The Institute of Physics (IOP) hosted a workshop and roundtable event focusing on subject-specific continuing professional development (CPD) for teachers.
Introduced by IOP group CEO, Paul Hardaker, the discussions focused on the importance of high-quality teaching and the need to develop a culture in which good professional CPD is not only available, but is also in demand.
With broad consensus now that student learning outcomes are very dependent on teaching quality and a body of evidence suggesting that programmes of professional learning can improve teaching effectiveness, the day’s activities revolved around the idea that the provision of high-quality, subject-specific CPD could provide a pool of world-class, fulfilled teachers, formed through engagement with the very best ongoing support and development.
Chair for the day was Professor Sir John Holman, senior adviser in education at the Wellcome Trust and the Gatsby Foundation, and chair of the Teacher Development Trust, who was knighted in 2010 for services to education.

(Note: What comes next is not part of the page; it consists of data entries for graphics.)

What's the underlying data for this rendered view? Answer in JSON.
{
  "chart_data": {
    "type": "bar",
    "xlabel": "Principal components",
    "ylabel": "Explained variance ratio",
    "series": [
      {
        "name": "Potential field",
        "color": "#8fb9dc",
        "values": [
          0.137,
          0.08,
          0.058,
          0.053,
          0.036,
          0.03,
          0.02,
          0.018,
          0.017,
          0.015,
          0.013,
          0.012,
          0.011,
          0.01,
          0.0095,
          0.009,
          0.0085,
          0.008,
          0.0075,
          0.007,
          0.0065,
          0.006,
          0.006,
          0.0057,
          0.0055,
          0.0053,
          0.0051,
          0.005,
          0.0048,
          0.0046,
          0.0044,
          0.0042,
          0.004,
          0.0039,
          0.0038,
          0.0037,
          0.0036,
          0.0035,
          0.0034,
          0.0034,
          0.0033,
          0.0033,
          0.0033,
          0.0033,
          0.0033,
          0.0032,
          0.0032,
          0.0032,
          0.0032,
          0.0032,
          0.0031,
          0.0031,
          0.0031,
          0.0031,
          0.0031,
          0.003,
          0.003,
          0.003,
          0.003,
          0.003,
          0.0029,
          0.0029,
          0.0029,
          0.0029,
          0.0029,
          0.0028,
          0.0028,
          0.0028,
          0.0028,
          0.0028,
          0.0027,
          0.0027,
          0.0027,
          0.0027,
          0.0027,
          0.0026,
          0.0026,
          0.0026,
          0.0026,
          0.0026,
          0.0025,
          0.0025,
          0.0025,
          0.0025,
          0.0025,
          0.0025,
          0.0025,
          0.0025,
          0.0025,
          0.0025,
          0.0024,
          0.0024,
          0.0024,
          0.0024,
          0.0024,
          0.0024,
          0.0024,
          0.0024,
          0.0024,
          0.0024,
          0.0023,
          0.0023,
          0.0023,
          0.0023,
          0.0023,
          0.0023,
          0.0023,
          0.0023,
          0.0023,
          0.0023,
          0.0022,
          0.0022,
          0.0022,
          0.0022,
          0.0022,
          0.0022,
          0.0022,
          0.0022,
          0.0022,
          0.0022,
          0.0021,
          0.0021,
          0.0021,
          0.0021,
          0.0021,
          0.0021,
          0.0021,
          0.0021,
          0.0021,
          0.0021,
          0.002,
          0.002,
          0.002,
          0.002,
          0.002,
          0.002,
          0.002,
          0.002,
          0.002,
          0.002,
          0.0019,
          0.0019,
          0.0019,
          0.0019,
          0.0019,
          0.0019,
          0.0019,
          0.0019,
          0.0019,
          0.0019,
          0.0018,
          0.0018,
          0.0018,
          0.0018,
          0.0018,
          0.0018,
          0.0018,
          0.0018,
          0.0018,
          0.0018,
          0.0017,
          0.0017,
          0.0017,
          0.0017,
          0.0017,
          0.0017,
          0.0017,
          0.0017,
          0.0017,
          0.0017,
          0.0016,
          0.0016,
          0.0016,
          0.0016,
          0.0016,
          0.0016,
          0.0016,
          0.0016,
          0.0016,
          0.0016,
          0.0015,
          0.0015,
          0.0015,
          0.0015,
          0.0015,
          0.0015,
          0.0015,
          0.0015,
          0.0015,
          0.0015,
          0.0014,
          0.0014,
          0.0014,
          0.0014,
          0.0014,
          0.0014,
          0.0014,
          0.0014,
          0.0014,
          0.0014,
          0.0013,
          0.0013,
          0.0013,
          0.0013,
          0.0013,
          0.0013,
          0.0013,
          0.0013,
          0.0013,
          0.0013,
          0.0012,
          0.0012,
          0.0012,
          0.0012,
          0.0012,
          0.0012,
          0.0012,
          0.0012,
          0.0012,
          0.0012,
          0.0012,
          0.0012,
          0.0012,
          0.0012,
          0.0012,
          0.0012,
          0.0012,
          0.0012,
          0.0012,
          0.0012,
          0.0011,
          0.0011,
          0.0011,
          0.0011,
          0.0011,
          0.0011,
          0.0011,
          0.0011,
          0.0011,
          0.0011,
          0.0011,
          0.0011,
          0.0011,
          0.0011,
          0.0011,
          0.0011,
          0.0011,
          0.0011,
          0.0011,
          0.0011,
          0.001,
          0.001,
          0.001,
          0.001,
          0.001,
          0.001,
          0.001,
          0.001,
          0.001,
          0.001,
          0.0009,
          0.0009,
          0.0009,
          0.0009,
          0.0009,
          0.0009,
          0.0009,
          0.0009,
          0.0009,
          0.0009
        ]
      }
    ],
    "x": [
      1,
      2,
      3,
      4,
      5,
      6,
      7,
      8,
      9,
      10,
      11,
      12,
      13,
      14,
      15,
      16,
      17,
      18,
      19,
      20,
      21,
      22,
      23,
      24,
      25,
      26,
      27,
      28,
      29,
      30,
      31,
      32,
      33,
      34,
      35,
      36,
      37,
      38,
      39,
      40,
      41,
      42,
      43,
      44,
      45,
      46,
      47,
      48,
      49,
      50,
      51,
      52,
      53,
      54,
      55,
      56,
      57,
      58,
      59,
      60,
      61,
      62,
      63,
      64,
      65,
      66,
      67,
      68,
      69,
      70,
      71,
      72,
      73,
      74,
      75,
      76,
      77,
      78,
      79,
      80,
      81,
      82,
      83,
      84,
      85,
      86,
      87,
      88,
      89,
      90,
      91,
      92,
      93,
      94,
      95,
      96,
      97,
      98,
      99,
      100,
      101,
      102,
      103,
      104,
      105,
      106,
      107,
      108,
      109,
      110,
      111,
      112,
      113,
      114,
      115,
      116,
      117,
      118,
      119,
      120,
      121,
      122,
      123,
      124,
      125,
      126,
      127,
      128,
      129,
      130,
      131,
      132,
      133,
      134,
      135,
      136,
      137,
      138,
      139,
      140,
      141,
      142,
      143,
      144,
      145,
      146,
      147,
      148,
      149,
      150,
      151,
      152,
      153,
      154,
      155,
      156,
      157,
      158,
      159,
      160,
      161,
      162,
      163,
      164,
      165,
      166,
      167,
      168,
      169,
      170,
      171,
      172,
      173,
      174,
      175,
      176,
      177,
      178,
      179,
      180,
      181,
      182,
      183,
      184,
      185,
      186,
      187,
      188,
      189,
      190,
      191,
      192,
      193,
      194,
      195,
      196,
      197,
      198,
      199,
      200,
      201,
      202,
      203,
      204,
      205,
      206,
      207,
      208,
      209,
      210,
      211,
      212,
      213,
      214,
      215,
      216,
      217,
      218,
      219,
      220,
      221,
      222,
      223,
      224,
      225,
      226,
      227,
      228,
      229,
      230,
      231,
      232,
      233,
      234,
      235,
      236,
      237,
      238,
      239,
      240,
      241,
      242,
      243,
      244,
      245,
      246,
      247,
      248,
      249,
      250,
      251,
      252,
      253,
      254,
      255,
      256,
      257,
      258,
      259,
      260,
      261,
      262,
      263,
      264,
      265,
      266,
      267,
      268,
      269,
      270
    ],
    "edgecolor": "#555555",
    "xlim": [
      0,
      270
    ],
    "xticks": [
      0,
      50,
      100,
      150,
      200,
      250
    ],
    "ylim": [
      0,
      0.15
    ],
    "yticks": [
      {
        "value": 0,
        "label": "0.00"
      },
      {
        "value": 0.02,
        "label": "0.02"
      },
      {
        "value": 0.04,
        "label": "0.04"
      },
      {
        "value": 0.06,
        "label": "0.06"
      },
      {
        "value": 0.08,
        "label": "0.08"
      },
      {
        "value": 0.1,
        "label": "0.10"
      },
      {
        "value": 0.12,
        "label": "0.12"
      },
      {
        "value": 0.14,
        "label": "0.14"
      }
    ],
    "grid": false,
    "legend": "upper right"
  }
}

Presenting his paper The Case for Subject-Specific CPD, invited guest speaker, Professor Robert Coe, described how teachers themselves should also participate in continued professional learning as they provide learning to others. He explained the need for a framework for teacher learning that includes ideas about sequencing, topic-specific content and teaching techniques.
Perhaps best known to teachers as one of the co-authors of the Education Endowment Foundation's Teaching and Learning Toolkit and its DIY Evaluation Guide for teachers, Professor Coe was recently director of the Centre for Evaluation and Monitoring (CEM) at Durham University and is now a director at Evidence Based Education.
As director of the CEM, he has worked with the Cabinet Office, and has been involved in a range of international research collaborations. He also works as an adviser to various organisations including Teach First, the Department for Education and Ofqual.
The invited participants, including representatives from a range of subject associations including science and beyond, discussed how current problems – including the retention of teachers – might be solved by the provision of system-wide, high-quality, subject-specific CPD and considered how the evidence to support these ideas might be strengthened.
How such CPD might be introduced was also deliberated, along with the features that such a system might necessarily include.
Recurrent themes, in a day of lively debate and discussion, were the provision of funding and the need to develop and nurture a culture which not only embraces, but also demands and values, such ongoing learning for teaching professionals.